Un brano che trasforma il dolore in consapevolezza: torna con “Giorni tristi” Mara Sattei, traccia che segna il ritorno discografico della cantautrice romana dopo “Casa Gospel”, l’album realizzato insieme a thasup.

Il 12 settembre 2025 segna una data importante nel percorso di Mara Sattei, che torna con nuova musica pubblicando il singolo Giorni tristi, primo lavoro firmato sotto Epic Records Italy e Sony Music Italy. Il brano rappresenta l’avvio di un capitolo inedito per l’artista, a pochi mesi dalla pubblicazione di Casa Gospel, l’album condiviso con il fratello thasup, certificato oro e accolto come manifesto delle loro radici comuni.

Il titolo Giorni tristi, apparentemente cupo, cela un intrigante gioco di contrasti: se da un lato il testo scandaglia con profondità il dolore nascosto e le fragilità interiori, dall’altro la veste sonora è permeata di leggerezza, ritmo e freschezza, restituendo un equilibrio inedito tra malinconia e vitalità. Non si tratta di una resa all’“inverno che ho dentro”, ma di un percorso di consapevolezza: riconoscere la sofferenza, affrontarla e trasformarla in una nuova maturità emotiva.

Il brano si lega a un lancio dal carattere sperimentale. Nei mesi precedenti, infatti, Mara Sattei aveva diffuso sui social tre estratti inediti – abbey road, e chissà se ricordo e, appunto, giorni tristi – invitando i fan a scegliere quale pubblicare per primo. Una narrazione digitale, sviluppata attraverso un racconto quotidiano che mostrava la sua giornata tra studio, registrazioni e momenti di vita privata, e che ha confermato quanto per l’artista il rapporto con il pubblico sia parte integrante del processo creativo.

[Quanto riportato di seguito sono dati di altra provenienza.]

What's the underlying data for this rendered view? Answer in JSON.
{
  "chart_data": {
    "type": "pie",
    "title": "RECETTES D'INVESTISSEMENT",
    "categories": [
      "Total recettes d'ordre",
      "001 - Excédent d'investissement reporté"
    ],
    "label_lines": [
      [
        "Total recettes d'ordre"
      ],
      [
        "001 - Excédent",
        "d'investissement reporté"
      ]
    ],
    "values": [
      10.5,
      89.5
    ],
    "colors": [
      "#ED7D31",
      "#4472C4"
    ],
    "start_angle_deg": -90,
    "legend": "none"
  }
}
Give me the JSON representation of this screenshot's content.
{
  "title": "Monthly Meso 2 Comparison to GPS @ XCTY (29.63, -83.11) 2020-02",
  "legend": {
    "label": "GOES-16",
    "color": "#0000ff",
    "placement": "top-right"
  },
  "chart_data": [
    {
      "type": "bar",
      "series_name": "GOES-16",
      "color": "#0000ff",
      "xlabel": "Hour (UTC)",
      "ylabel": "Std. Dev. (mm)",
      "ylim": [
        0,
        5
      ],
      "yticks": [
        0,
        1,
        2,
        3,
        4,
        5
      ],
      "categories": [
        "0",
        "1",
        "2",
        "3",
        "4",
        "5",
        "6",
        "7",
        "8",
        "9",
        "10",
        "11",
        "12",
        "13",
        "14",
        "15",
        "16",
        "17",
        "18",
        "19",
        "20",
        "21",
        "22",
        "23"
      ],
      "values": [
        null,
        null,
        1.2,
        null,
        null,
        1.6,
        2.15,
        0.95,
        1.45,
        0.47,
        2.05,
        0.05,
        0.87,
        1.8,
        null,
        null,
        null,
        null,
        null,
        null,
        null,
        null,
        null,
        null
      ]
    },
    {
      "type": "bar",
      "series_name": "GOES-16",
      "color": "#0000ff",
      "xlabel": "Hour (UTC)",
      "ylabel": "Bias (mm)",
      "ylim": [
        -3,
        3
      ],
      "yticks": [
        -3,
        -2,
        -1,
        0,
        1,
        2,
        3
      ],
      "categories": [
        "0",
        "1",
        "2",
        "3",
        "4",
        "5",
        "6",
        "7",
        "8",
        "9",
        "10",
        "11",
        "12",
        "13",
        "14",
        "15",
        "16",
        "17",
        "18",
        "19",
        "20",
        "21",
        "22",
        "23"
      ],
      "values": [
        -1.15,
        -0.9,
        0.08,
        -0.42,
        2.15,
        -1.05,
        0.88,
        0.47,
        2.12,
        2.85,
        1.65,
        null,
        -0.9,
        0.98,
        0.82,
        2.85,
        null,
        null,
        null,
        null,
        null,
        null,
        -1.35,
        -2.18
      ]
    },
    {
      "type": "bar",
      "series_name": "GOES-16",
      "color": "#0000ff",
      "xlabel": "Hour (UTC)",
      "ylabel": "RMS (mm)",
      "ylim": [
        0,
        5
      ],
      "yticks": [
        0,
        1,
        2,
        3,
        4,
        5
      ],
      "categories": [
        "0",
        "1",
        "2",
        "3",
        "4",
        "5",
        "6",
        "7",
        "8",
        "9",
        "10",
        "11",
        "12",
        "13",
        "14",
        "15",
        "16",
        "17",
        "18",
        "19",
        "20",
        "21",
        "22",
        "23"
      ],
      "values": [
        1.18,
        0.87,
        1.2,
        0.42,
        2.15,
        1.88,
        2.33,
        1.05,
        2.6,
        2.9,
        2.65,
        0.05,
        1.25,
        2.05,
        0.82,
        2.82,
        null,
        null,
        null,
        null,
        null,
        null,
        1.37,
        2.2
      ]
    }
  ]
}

Il ritorno di un grande talento

La carriera di Mara Sattei, iniziata a soli 13 anni, si distingue per una capacità unica di unire pop e urban, tradizione e innovazione, con risultati straordinari: 18 dischi di platino e 6 d’oro, brani simbolo come Spigoli con Carl Brave e thasup, Altalene con Coez e thasup, Parentesi con Giorgia, e l’inossidabile hit estiva La dolce vita con Fedez e Tananai. A questo si aggiunge la partecipazione al Festival di Sanremo 2023 con Duemilaminuti e una serie di successi pubblicati con Island Records tra il 2023 e il 2024, fino al progetto Casa Gospel.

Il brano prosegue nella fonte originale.